RICK WILKINSON | Oil & Gas Journal
THE PAPUA NEW GUINEA CABINET has approved InterOil Corp’s Gulf LNG project to be supplied by the Elk-Antelope onshore gas fields with conditions including a 50-50 split of the development between the government and InterOil.
The government will acquire an additional 27.5% stake over and above its legal 22.5% entitlement.

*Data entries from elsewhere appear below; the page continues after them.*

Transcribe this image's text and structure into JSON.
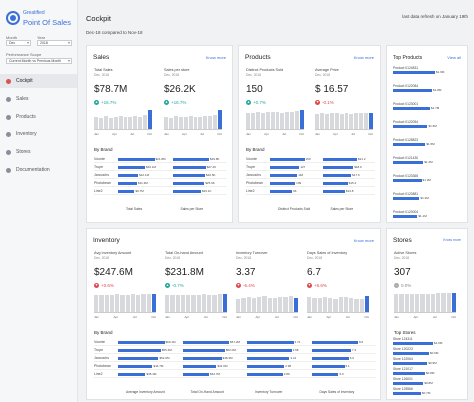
{
  "app": {
    "brand_top": "Greatified",
    "brand_bottom": "Point Of Sales"
  },
  "filters": {
    "month_label": "Month",
    "month_value": "Dec",
    "year_label": "Year",
    "year_value": "2018",
    "scope_label": "Performance Scope",
    "scope_value": "Current Month vs Previous Month"
  },
  "nav": [
    {
      "label": "Cockpit",
      "active": true
    },
    {
      "label": "Sales",
      "active": false
    },
    {
      "label": "Products",
      "active": false
    },
    {
      "label": "Inventory",
      "active": false
    },
    {
      "label": "Stores",
      "active": false
    },
    {
      "label": "Documentation",
      "active": false
    }
  ],
  "header": {
    "title": "Cockpit",
    "subtitle": "Dec-18 compared to Nov-18",
    "refresh": "last data refresh on January 19th"
  },
  "sales": {
    "title": "Sales",
    "know_more": "Know more",
    "kpis": [
      {
        "label": "Total Sales",
        "sub": "Dec, 2018",
        "value": "$78.7M",
        "delta": "+16.7%",
        "dir": "up"
      },
      {
        "label": "Sales per store",
        "sub": "Dec, 2018",
        "value": "$26.2K",
        "delta": "+16.7%",
        "dir": "up"
      }
    ],
    "spark_ticks": [
      "Jan",
      "Apr",
      "Jul",
      "Oct"
    ],
    "by_brand_label": "By Brand",
    "brands": [
      "Voonte",
      "Trupe",
      "Janoochs",
      "Photobean",
      "Line2"
    ],
    "col_values": [
      [
        "$21.8M",
        "$16.1M",
        "$12.1M",
        "$11.3M",
        "$9.7M"
      ],
      [
        "$29.8K",
        "$27.2K",
        "$26.5K",
        "$25.9K",
        "$23.1K"
      ]
    ],
    "col_fill": [
      [
        1.0,
        0.74,
        0.55,
        0.52,
        0.45
      ],
      [
        1.0,
        0.91,
        0.89,
        0.87,
        0.78
      ]
    ],
    "col_footers": [
      "Total Sales",
      "Sales per Store"
    ]
  },
  "products": {
    "title": "Products",
    "know_more": "Know more",
    "kpis": [
      {
        "label": "Distinct Products Sold",
        "sub": "Dec, 2018",
        "value": "150",
        "delta": "+0.7%",
        "dir": "up"
      },
      {
        "label": "Average Price",
        "sub": "Dec, 2018",
        "value": "$ 16.57",
        "delta": "-0.1%",
        "dir": "down"
      }
    ],
    "spark_ticks": [
      "Jan",
      "Apr",
      "Jul",
      "Oct"
    ],
    "by_brand_label": "By Brand",
    "col_values": [
      [
        "150",
        "127",
        "118",
        "109",
        "96"
      ],
      [
        "$21.2",
        "$18.9",
        "$17.6",
        "$15.4",
        "$13.8"
      ]
    ],
    "col_fill": [
      [
        1.0,
        0.85,
        0.79,
        0.73,
        0.64
      ],
      [
        1.0,
        0.89,
        0.83,
        0.73,
        0.65
      ]
    ],
    "col_footers": [
      "Distinct Products Sold",
      "Sales per Store"
    ]
  },
  "top_products": {
    "title": "Top Products",
    "view_all": "View all",
    "items": [
      {
        "name": "Product 0124831",
        "value": "$1.9M",
        "fill": 1.0
      },
      {
        "name": "Product 0122084",
        "value": "$1.8M",
        "fill": 0.93
      },
      {
        "name": "Product 0123001",
        "value": "$1.7M",
        "fill": 0.88
      },
      {
        "name": "Product 0122054",
        "value": "$1.6M",
        "fill": 0.82
      },
      {
        "name": "Product 0128823",
        "value": "$1.5M",
        "fill": 0.77
      },
      {
        "name": "Product 0121430",
        "value": "$1.4M",
        "fill": 0.72
      },
      {
        "name": "Product 0123365",
        "value": "$1.3M",
        "fill": 0.68
      },
      {
        "name": "Product 0120881",
        "value": "$1.2M",
        "fill": 0.63
      },
      {
        "name": "Product 0120004",
        "value": "$1.1M",
        "fill": 0.58
      },
      {
        "name": "Product 0126644",
        "value": "$1.0M",
        "fill": 0.53
      }
    ],
    "footer": "Total Sales"
  },
  "inventory": {
    "title": "Inventory",
    "know_more": "Know more",
    "kpis": [
      {
        "label": "Avg Inventory Amount",
        "sub": "Dec, 2018",
        "value": "$247.6M",
        "delta": "+0.6%",
        "dir": "down"
      },
      {
        "label": "Total On-hand Amount",
        "sub": "Dec, 2018",
        "value": "$231.8M",
        "delta": "-0.7%",
        "dir": "up"
      },
      {
        "label": "Inventory Turnover",
        "sub": "Dec, 2018",
        "value": "3.37",
        "delta": "-6.4%",
        "dir": "down"
      },
      {
        "label": "Days Sales of Inventory",
        "sub": "Dec, 2018",
        "value": "6.7",
        "delta": "+6.6%",
        "dir": "down"
      }
    ],
    "spark_ticks": [
      "Jan",
      "Apr",
      "Jul",
      "Oct"
    ],
    "by_brand_label": "By Brand",
    "col_values": [
      [
        "$60.1M",
        "$55.4M",
        "$52.0M",
        "$44.7M",
        "$35.4M"
      ],
      [
        "$57.2M",
        "$52.0M",
        "$48.3M",
        "$41.6M",
        "$32.7M"
      ],
      [
        "3.74",
        "3.58",
        "3.41",
        "2.98",
        "2.89"
      ],
      [
        "8.6",
        "7.3",
        "6.9",
        "6.1",
        "5.0"
      ]
    ],
    "col_fill": [
      [
        1.0,
        0.92,
        0.87,
        0.74,
        0.59
      ],
      [
        1.0,
        0.91,
        0.84,
        0.73,
        0.57
      ],
      [
        1.0,
        0.96,
        0.91,
        0.8,
        0.77
      ],
      [
        1.0,
        0.85,
        0.8,
        0.71,
        0.58
      ]
    ],
    "col_footers": [
      "Average Inventory Amount",
      "Total On-Hand Amount",
      "Inventory Turnover",
      "Days Sales of Inventory"
    ]
  },
  "stores": {
    "title": "Stores",
    "know_more": "Know more",
    "kpi": {
      "label": "Active Stores",
      "sub": "Dec, 2018",
      "value": "307",
      "delta": "0.0%",
      "dir": "flat"
    },
    "spark_ticks": [
      "Jan",
      "Apr",
      "Jul",
      "Oct"
    ],
    "top_label": "Top Stores",
    "items": [
      {
        "name": "Store 124311",
        "value": "$1.0M",
        "fill": 1.0
      },
      {
        "name": "Store 120223",
        "value": "$0.9M",
        "fill": 0.9
      },
      {
        "name": "Store 122064",
        "value": "$0.9M",
        "fill": 0.86
      },
      {
        "name": "Store 121017",
        "value": "$0.8M",
        "fill": 0.8
      },
      {
        "name": "Store 126001",
        "value": "$0.8M",
        "fill": 0.76
      },
      {
        "name": "Store 125566",
        "value": "$0.7M",
        "fill": 0.7
      }
    ]
  },
  "colors": {
    "accent": "#3b6fd8",
    "up": "#1fa89b",
    "down": "#e0474c",
    "bar_grey": "#d7d9dd"
  }
}
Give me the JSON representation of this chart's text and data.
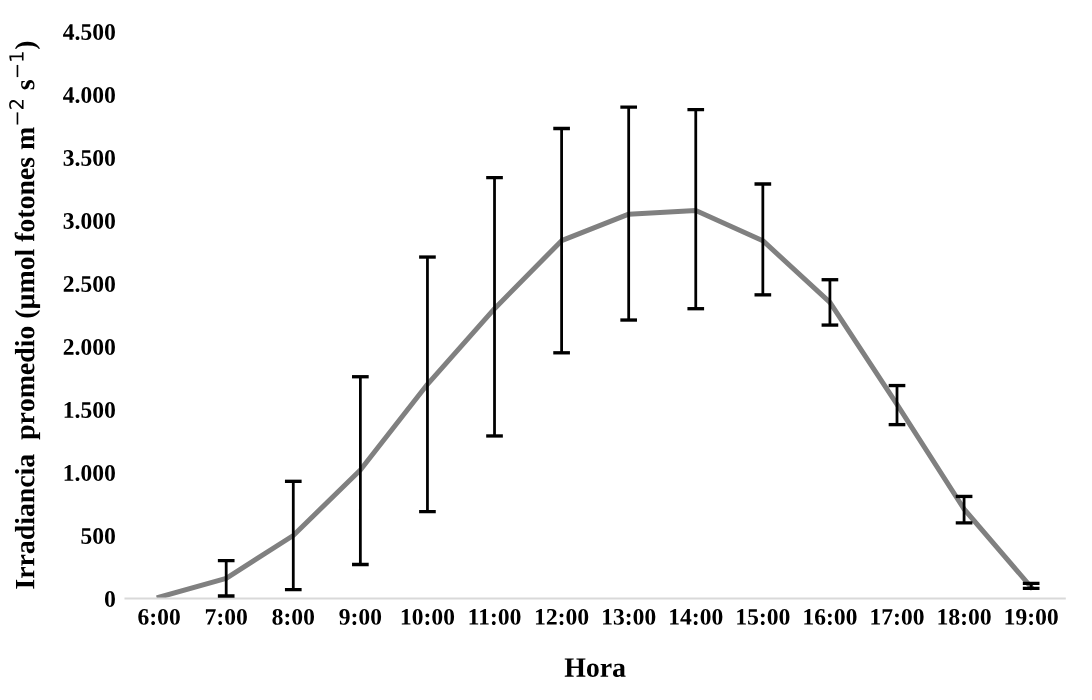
{
  "chart_data": {
    "type": "line",
    "xlabel": "Hora",
    "ylabel": "Irradiancia  promedio (µmol fotones m$^{−2}$ s$^{−1}$)",
    "categories": [
      "6:00",
      "7:00",
      "8:00",
      "9:00",
      "10:00",
      "11:00",
      "12:00",
      "13:00",
      "14:00",
      "15:00",
      "16:00",
      "17:00",
      "18:00",
      "19:00"
    ],
    "series": [
      {
        "color": "#808080",
        "values": [
          10,
          160,
          500,
          1020,
          1700,
          2300,
          2840,
          3050,
          3080,
          2840,
          2350,
          1540,
          710,
          90
        ],
        "errors": [
          null,
          [
            20,
            300
          ],
          [
            70,
            930
          ],
          [
            270,
            1760
          ],
          [
            690,
            2710
          ],
          [
            1290,
            3340
          ],
          [
            1950,
            3730
          ],
          [
            2210,
            3900
          ],
          [
            2300,
            3880
          ],
          [
            2410,
            3290
          ],
          [
            2170,
            2530
          ],
          [
            1380,
            1690
          ],
          [
            600,
            810
          ],
          [
            80,
            120
          ]
        ]
      }
    ],
    "ylim": [
      0,
      4500
    ],
    "yticks": [
      0,
      500,
      {
        "value": 1000,
        "label": "1.000"
      },
      {
        "value": 1500,
        "label": "1.500"
      },
      {
        "value": 2000,
        "label": "2.000"
      },
      {
        "value": 2500,
        "label": "2.500"
      },
      {
        "value": 3000,
        "label": "3.000"
      },
      {
        "value": 3500,
        "label": "3.500"
      },
      {
        "value": 4000,
        "label": "4.000"
      },
      {
        "value": 4500,
        "label": "4.500"
      }
    ],
    "grid": false,
    "legend": false,
    "marker": "none",
    "line_style": "solid"
  }
}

It is probable that some of this equity will be managed for the benefit of landowners.
Elk and Antelope are carbonate reservoirs, technically part of the same field, but separated by a major fault.
O’Neill said an internationally recognised LNG operator should operate the upstream facilities, meaning the government still wants a major player to buy an operating stake in Gulf LNG.
A Ministerial Gas Committee headed by Petroleum and Gas Minister William Duma has been formed, while a separate bureaucratic negotiation team has been established with representation from the Petroleum Department, Treasury, the Justice Department and the government’s operating company, Petromin.
These teams have been charged with fast-tracking the negotiations leading to commercialisation of the country’s second LNG project.
A number of questions still remain including how the government will finance the acquisition of an additional 27.5% stake.
Ongoing negotiations will also need to decide what form the plants will take—conventional, modular or floating LNG.